Track progress with concrete KPIs: WCAG conformance score over time, issues by severity (critical, serious, moderate), time-to-fix per issue, and regression rate after releases. Monitor coverage across key patterns (images, links, forms, headings, color contrast, landmarks). Use the on-page highlights to validate fixes during dashboards and reruns, and tie improvements to stakeholder-facing roadmaps.
Teams often struggle with tool adoption, backlog integration, and cross-team alignment. To mitigate, provide hands-on training, define a fixed remediation workflow, and integrate checks into CI pipelines. Establish governance to prevent score drift, assign clear owners for each issue, and maintain a living backlog that reflects current product priorities and accessibility risk.
This playbook delivers actionable, page-specific remediation guidance rather than generic templates. It ties WCAG findings to on-page highlights, severity-based prioritization, and plain-language fixes. It creates a repeatable diagnostic workflow aligned to real projects, and includes backlog integration, ownership, and measurement, setting it apart from generic template checklists that lack live page context.
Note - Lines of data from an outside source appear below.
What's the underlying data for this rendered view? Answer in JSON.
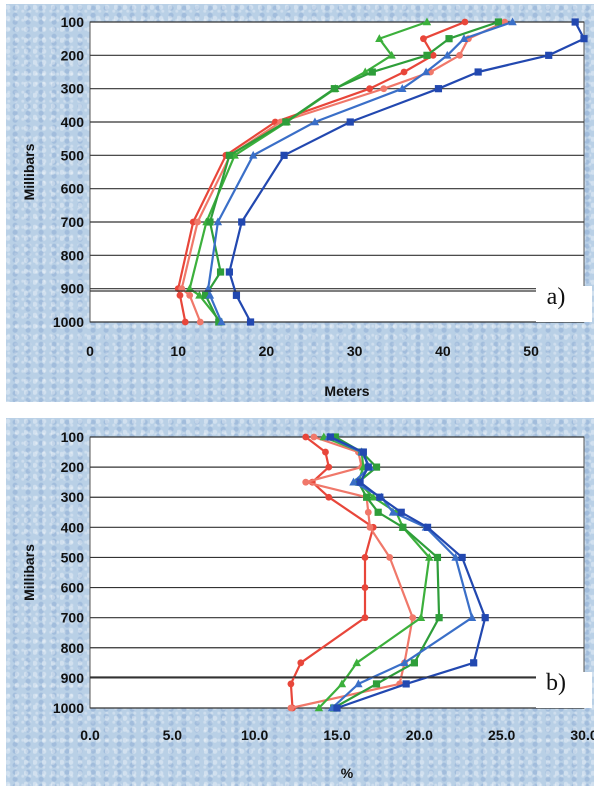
{
  "chart_data": [
    {
      "panel_label": "a)",
      "type": "line",
      "xlabel": "Meters",
      "ylabel": "Millibars",
      "xlim": [
        0,
        56
      ],
      "xticks": [
        "0",
        "10",
        "20",
        "30",
        "40",
        "50"
      ],
      "ylim": [
        1000,
        100
      ],
      "yticks": [
        "100",
        "200",
        "300",
        "400",
        "500",
        "600",
        "700",
        "800",
        "900",
        "1000"
      ],
      "grid": "horizontal",
      "series": [
        {
          "color": "#e8463a",
          "marker": "circle",
          "points": [
            [
              42.5,
              100
            ],
            [
              37.8,
              150
            ],
            [
              38.9,
              200
            ],
            [
              35.6,
              250
            ],
            [
              31.7,
              300
            ],
            [
              21,
              400
            ],
            [
              15.4,
              500
            ],
            [
              11.7,
              700
            ],
            [
              10,
              900
            ],
            [
              10.2,
              920
            ],
            [
              10.8,
              1000
            ]
          ]
        },
        {
          "color": "#f0786a",
          "marker": "circle",
          "points": [
            [
              47,
              100
            ],
            [
              42.9,
              150
            ],
            [
              41.9,
              200
            ],
            [
              38.6,
              250
            ],
            [
              33.3,
              300
            ],
            [
              21.6,
              400
            ],
            [
              15.9,
              500
            ],
            [
              12.2,
              700
            ],
            [
              10.4,
              900
            ],
            [
              11.3,
              920
            ],
            [
              12.5,
              1000
            ]
          ]
        },
        {
          "color": "#3cb03c",
          "marker": "triangle",
          "points": [
            [
              38.2,
              100
            ],
            [
              32.8,
              150
            ],
            [
              34.2,
              200
            ],
            [
              31.2,
              250
            ],
            [
              27.8,
              300
            ],
            [
              22.3,
              400
            ],
            [
              16.4,
              500
            ],
            [
              13.2,
              700
            ],
            [
              11.3,
              900
            ],
            [
              12.4,
              920
            ],
            [
              14.8,
              1000
            ]
          ]
        },
        {
          "color": "#2e9e3a",
          "marker": "square",
          "points": [
            [
              46.3,
              100
            ],
            [
              40.7,
              150
            ],
            [
              38.2,
              200
            ],
            [
              32,
              250
            ],
            [
              27.7,
              300
            ],
            [
              22.2,
              400
            ],
            [
              15.8,
              500
            ],
            [
              13.6,
              700
            ],
            [
              14.8,
              850
            ],
            [
              13.1,
              920
            ],
            [
              14.6,
              1000
            ]
          ]
        },
        {
          "color": "#3a6fc8",
          "marker": "triangle",
          "points": [
            [
              47.9,
              100
            ],
            [
              42.4,
              150
            ],
            [
              40.5,
              200
            ],
            [
              38.1,
              250
            ],
            [
              35.4,
              300
            ],
            [
              25.5,
              400
            ],
            [
              18.5,
              500
            ],
            [
              14.5,
              700
            ],
            [
              13.4,
              900
            ],
            [
              13.6,
              920
            ],
            [
              14.9,
              1000
            ]
          ]
        },
        {
          "color": "#2248b0",
          "marker": "square",
          "points": [
            [
              55,
              100
            ],
            [
              56,
              150
            ],
            [
              52,
              200
            ],
            [
              44,
              250
            ],
            [
              39.5,
              300
            ],
            [
              29.5,
              400
            ],
            [
              22,
              500
            ],
            [
              17.2,
              700
            ],
            [
              15.8,
              850
            ],
            [
              16.6,
              920
            ],
            [
              18.2,
              1000
            ]
          ]
        }
      ]
    },
    {
      "panel_label": "b)",
      "type": "line",
      "xlabel": "%",
      "ylabel": "Millibars",
      "xlim": [
        0,
        30
      ],
      "xticks": [
        "0.0",
        "5.0",
        "10.0",
        "15.0",
        "20.0",
        "25.0",
        "30.0"
      ],
      "ylim": [
        1000,
        100
      ],
      "yticks": [
        "100",
        "200",
        "300",
        "400",
        "500",
        "600",
        "700",
        "800",
        "900",
        "1000"
      ],
      "grid": "horizontal",
      "series": [
        {
          "color": "#e8463a",
          "marker": "circle",
          "points": [
            [
              13.1,
              100
            ],
            [
              14.3,
              150
            ],
            [
              14.5,
              200
            ],
            [
              13.5,
              250
            ],
            [
              14.5,
              300
            ],
            [
              17.2,
              400
            ],
            [
              16.7,
              500
            ],
            [
              16.7,
              600
            ],
            [
              16.7,
              700
            ],
            [
              12.8,
              850
            ],
            [
              12.2,
              920
            ],
            [
              12.3,
              1000
            ]
          ]
        },
        {
          "color": "#f0786a",
          "marker": "circle",
          "points": [
            [
              13.6,
              100
            ],
            [
              16.3,
              150
            ],
            [
              16.5,
              200
            ],
            [
              13.1,
              250
            ],
            [
              16.8,
              300
            ],
            [
              16.9,
              350
            ],
            [
              17,
              400
            ],
            [
              18.2,
              500
            ],
            [
              19.6,
              700
            ],
            [
              19.1,
              850
            ],
            [
              18.8,
              920
            ],
            [
              12.2,
              1000
            ]
          ]
        },
        {
          "color": "#3cb03c",
          "marker": "triangle",
          "points": [
            [
              14.2,
              100
            ],
            [
              16.5,
              150
            ],
            [
              16.6,
              200
            ],
            [
              16.3,
              250
            ],
            [
              17.2,
              300
            ],
            [
              18.6,
              350
            ],
            [
              19,
              400
            ],
            [
              20.6,
              500
            ],
            [
              20.1,
              700
            ],
            [
              16.2,
              850
            ],
            [
              15.3,
              920
            ],
            [
              13.9,
              1000
            ]
          ]
        },
        {
          "color": "#2e9e3a",
          "marker": "square",
          "points": [
            [
              14.9,
              100
            ],
            [
              16.5,
              150
            ],
            [
              17.4,
              200
            ],
            [
              16.3,
              250
            ],
            [
              16.8,
              300
            ],
            [
              17.5,
              350
            ],
            [
              19,
              400
            ],
            [
              21.1,
              500
            ],
            [
              21.2,
              700
            ],
            [
              19.7,
              850
            ],
            [
              17.4,
              920
            ],
            [
              14.8,
              1000
            ]
          ]
        },
        {
          "color": "#3a6fc8",
          "marker": "triangle",
          "points": [
            [
              14.5,
              100
            ],
            [
              16.5,
              150
            ],
            [
              17,
              200
            ],
            [
              16,
              250
            ],
            [
              17.7,
              300
            ],
            [
              18.4,
              350
            ],
            [
              20.4,
              400
            ],
            [
              22.2,
              500
            ],
            [
              23.2,
              700
            ],
            [
              19.1,
              850
            ],
            [
              16.3,
              920
            ],
            [
              14.7,
              1000
            ]
          ]
        },
        {
          "color": "#2248b0",
          "marker": "square",
          "points": [
            [
              14.6,
              100
            ],
            [
              16.6,
              150
            ],
            [
              16.9,
              200
            ],
            [
              16.4,
              250
            ],
            [
              17.6,
              300
            ],
            [
              18.9,
              350
            ],
            [
              20.5,
              400
            ],
            [
              22.6,
              500
            ],
            [
              24,
              700
            ],
            [
              23.3,
              850
            ],
            [
              19.2,
              920
            ],
            [
              15,
              1000
            ]
          ]
        }
      ]
    }
  ]
}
Deployment readiness signals include a steadily improving WCAG score and a declining number of critical issues across representative pages, with high coverage of key patterns. On-page highlights must reliably appear for identified problems, and a defined remediation backlog shows prioritized fixes with owners. Reruns after changes should demonstrate reduced severity and stable scores.
Scaling requires standardized processes and reusable checks across teams. Establish a centralized backlog and champion role to harmonize scoring, terminology, and remediation approach. Provide repeatable templates for issue creation, owner assignment, and acceptance criteria. Roll out a phased program with onboarding for new squads, and maintain a single dashboard to monitor progress across products.
Long-term impact centers on sustainable accessibility integration into development lifecycles. Regular audits and on-page diagnostics lead to better usability for diverse users and lower non-compliance risk. Over time, teams develop institutional knowledge, establish governance, and reduce rework by catching issues early. The extension provides a repeatable, observable trail showing ongoing improvements in product readiness and user experience.